A single defector is all it would take
Political scientist Vladimir Pastukhov comments in a Telegram post picked up by Echo:
“It all hangs on whether a defector can be found in the top ranks of the Revolutionary Guards who will switch sides to support 'civilian administration' (where, as in any despotic regime, there are plenty of collaborators) and thereby create the conditions for Iran's peaceful surrender. If that happens, fortune will shine on Trump – and on all of us. The conflict would reach a sort of 'half-solution', and we will be able to live for a little longer within the familiar paradigms of a crumbling but, in its own way, likeable world order (compared, that is, to what lies ahead).”
Not the faintest glimmer of hope
Commentator Lluís Bassets sees little cause for optimism in El País:
“Fragile, temporary and even contradictory truces, instead of a general ceasefire followed by the peace that the region deserves. ... It will take a miracle for such a truce to hold. ... Unless the guns between Israel and Hezbollah truly fall silent, how can there be progress in the peace talks between Iran and the US?. ... How can hasty negotiations solve disputes that no one has been able to resolve since 1979 in the case of Iran, and since 1948 in Lebanon's case? ... Trump's vainglorious euphoria is not providing even the faintest glimmer of hope for a peaceful and amicable solution to such thorny issues.”
Arms control impossible
Despite sanctions and surveillance, Iran has managed to secretly build up its military arsenal, Diário de Notícias concludes:
“The smoke hanging over Iran's cities and industrial complexes should dispel one of the greatest illusions of modern geopolitics: that economic sanctions and IAEA monitoring have been effective in curbing Tehran's military ambitions. Reality has proven the opposite. While the world was focusing on the technical debate over small quantities of enriched uranium and the fate of the nuclear deal, the Iranian regime was carrying out a quiet but profound military transformation, the results of which are now visible to all.”

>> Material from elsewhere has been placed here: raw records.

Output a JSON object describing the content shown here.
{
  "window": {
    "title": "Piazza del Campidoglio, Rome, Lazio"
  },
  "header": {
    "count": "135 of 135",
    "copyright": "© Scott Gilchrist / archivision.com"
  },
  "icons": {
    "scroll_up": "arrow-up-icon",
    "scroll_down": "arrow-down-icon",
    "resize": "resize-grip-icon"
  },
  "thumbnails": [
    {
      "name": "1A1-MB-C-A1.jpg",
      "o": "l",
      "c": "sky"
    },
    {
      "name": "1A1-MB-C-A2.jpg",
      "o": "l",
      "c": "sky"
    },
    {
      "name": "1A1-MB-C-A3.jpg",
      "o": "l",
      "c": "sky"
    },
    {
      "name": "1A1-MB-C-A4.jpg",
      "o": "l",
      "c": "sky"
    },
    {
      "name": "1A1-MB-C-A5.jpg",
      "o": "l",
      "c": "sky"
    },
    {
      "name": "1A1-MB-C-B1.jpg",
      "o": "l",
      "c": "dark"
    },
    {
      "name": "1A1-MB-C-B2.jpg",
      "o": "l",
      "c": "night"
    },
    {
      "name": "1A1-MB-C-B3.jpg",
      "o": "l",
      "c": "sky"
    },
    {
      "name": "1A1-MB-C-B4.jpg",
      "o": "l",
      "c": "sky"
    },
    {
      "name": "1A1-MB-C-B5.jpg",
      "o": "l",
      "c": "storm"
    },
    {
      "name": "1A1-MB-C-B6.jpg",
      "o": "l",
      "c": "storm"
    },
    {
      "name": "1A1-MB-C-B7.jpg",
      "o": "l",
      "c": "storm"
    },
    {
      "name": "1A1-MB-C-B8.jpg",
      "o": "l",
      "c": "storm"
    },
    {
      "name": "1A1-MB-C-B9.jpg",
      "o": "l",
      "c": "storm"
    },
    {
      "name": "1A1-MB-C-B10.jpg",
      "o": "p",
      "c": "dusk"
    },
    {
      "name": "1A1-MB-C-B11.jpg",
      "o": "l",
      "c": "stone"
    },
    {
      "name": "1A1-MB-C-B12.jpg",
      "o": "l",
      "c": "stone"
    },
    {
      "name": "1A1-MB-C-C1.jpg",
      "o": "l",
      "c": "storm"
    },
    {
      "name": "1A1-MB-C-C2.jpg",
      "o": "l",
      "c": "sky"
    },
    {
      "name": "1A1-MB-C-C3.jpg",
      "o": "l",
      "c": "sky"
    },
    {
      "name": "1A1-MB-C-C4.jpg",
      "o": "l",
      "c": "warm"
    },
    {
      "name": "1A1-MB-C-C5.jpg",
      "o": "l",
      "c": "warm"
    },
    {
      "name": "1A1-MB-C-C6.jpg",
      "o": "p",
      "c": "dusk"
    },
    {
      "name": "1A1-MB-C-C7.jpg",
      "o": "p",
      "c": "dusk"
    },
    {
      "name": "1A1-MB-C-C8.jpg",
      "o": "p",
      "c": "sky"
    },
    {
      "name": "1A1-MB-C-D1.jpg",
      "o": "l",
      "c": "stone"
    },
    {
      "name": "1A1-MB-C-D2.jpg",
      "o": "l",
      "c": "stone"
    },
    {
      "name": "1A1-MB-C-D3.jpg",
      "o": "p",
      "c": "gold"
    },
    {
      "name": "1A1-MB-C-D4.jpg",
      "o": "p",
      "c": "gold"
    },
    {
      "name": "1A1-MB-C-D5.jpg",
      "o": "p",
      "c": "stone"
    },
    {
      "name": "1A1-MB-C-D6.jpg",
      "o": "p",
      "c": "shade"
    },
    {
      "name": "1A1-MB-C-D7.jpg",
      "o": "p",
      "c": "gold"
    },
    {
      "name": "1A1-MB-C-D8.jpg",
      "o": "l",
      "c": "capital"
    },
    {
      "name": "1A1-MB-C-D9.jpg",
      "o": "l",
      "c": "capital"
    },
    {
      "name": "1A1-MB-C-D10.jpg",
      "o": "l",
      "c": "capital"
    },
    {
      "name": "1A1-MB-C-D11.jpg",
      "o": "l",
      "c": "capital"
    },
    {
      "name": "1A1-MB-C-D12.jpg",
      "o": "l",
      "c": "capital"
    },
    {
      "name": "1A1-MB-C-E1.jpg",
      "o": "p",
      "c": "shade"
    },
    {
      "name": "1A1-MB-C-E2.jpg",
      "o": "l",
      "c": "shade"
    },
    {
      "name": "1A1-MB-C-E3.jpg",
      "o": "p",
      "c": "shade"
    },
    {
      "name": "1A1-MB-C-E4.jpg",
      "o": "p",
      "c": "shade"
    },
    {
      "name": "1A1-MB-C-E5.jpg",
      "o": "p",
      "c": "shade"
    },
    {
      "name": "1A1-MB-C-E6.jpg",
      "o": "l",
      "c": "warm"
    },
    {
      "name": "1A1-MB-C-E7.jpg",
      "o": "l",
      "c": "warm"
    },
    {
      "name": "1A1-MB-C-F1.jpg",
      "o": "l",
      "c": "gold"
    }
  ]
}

Situation remains unstable
The relief at the opening of the Strait of Hormuz didn't even last 24 hours, complains Novinky.cz:
“The morning's optimism gave way to brutal reality when two ships – a tanker and a container ship – were rammed. The only good thing to come out of all this is that the price of oil, which had fallen on Friday after the announcement about opening the strait, didn't immediately shoot up again, because oil can't be traded at the weekend. ... It should be a lesson for us all: dealings with Iran will never be easy. To think otherwise would be naive. And even if they were, it's always better to be positively surprised than to be confronted with a situation for which you are not prepared. Of course, that still doesn't answer the question of whether to fill up the tank now or to wait another week.”